Wednesday, November 2, 2016

libinput beginner project - disabling touchpads on lid close

Update: Dec 08 2016: someone's working on this project. Sorry about the late update, but feel free to pick other projects you want to work on.

Interested in hacking on some low-level stuff and implementing a feature that's useful to a lot of laptop owners out there? We have a feature on libinput's todo list but I'm just constantly losing my fight against the ever-growing todo list. So if you already know C and you're interested in playing around with some low-level bits of software this may be the project for you.

Specifically: within libinput, we want to disable certain devices based on a lid state. In the first instance this means that when the lid switch is toggled to closed, the touchpad and trackpoint get silently disabled to not send events anymore. [1] Since it's based on a switch state, this also means that we'll now have to listen to switch events and expose those devices to libinput users.

The things required to get all this working are:

  • Designing a switch interface plus the boilerplate code required (I've done most of this bit already)
  • Extending the current evdev backend to handle devices with EV_SW and exposing their events
  • Hooking up the switch devices to internal touchpads/trackpoints to disable them ad-hoc
  • Handle those devices where lid switch is broken in the hardware (more details on this when we get to this point)

You get to dabble with libinput and a bit of udev and the kernel. Possibly Xorg stuff, but that's unlikely at this point. This project is well suited for someone with a few spare weekends ahead. It's great for someone who hasn't worked with libinput before, but it's not a project to learn C, you better know that ahead of time. I'd provide the mentoring of course (I'm in UTC+10, so expect IRC/email). If you're interested let me know. Riches and fame may happen but are not guaranteed.

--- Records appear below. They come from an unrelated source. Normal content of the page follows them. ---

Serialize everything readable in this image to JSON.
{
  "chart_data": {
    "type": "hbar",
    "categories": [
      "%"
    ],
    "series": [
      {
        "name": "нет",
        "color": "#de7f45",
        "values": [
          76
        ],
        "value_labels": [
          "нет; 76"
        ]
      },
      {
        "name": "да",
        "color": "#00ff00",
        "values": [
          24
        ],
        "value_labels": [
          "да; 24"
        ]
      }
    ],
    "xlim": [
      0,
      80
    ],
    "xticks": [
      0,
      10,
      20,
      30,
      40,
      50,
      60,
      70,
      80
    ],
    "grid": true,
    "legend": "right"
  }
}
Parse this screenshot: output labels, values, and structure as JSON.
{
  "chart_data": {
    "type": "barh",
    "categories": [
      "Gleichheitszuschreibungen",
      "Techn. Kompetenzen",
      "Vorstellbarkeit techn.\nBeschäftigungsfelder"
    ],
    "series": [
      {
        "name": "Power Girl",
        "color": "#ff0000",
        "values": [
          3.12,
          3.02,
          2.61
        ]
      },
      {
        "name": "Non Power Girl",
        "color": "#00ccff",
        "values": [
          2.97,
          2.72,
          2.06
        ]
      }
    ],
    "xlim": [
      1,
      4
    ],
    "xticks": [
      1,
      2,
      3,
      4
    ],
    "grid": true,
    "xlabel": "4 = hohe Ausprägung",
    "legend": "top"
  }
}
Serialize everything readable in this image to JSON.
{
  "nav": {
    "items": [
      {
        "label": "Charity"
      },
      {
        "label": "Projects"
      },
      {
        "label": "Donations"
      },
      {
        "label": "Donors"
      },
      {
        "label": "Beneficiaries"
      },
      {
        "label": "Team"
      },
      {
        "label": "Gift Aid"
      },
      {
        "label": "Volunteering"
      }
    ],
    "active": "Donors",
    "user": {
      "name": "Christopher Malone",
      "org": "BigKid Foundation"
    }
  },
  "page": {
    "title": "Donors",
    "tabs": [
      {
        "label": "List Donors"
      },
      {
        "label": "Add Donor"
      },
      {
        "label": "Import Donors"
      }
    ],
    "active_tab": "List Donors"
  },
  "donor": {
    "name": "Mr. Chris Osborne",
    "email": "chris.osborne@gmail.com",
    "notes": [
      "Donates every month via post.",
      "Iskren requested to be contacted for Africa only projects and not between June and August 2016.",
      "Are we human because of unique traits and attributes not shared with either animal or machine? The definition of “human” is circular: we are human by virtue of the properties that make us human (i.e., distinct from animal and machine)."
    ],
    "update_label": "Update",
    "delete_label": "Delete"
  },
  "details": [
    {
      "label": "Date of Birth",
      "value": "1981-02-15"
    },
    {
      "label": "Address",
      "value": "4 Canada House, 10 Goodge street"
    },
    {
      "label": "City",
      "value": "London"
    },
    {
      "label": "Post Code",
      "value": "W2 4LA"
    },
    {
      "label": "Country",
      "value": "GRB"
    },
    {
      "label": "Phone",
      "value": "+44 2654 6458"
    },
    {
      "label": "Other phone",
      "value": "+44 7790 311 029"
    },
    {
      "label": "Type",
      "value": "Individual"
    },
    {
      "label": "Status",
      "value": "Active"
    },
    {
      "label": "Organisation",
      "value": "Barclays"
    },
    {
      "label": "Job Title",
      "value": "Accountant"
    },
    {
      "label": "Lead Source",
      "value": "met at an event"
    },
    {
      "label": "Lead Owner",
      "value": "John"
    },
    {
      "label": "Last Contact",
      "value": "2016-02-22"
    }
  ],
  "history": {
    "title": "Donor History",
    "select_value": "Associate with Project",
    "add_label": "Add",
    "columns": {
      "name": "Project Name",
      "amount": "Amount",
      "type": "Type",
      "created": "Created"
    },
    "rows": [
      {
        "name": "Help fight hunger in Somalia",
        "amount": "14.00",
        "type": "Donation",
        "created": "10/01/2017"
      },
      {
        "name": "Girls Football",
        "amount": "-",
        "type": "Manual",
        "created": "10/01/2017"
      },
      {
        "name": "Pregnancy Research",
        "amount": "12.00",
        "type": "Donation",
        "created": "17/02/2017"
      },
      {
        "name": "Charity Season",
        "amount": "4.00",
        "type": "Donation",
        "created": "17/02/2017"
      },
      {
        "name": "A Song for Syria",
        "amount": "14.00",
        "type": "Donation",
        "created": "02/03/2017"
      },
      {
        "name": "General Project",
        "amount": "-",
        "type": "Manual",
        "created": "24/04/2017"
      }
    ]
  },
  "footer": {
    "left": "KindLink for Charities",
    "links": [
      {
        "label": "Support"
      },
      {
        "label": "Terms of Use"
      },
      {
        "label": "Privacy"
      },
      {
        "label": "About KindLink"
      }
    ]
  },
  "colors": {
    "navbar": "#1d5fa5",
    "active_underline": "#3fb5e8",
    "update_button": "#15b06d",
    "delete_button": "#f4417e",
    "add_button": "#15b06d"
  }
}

[1] A number of laptops have a hw issue where either device may send random events when the lid is closed

2 comments:

Søren Hauberg said...

Perhaps related: some laptops (E.g. Lenovo Yoga laptops) allow the lid to be flipped behind the screen, turning the laptop into a tablet. Here you also want to disable the touchpad (doesn't currently happen). Perhaps it is the same problem just with a different event?

Sebastian said...
This comment has been removed by the author.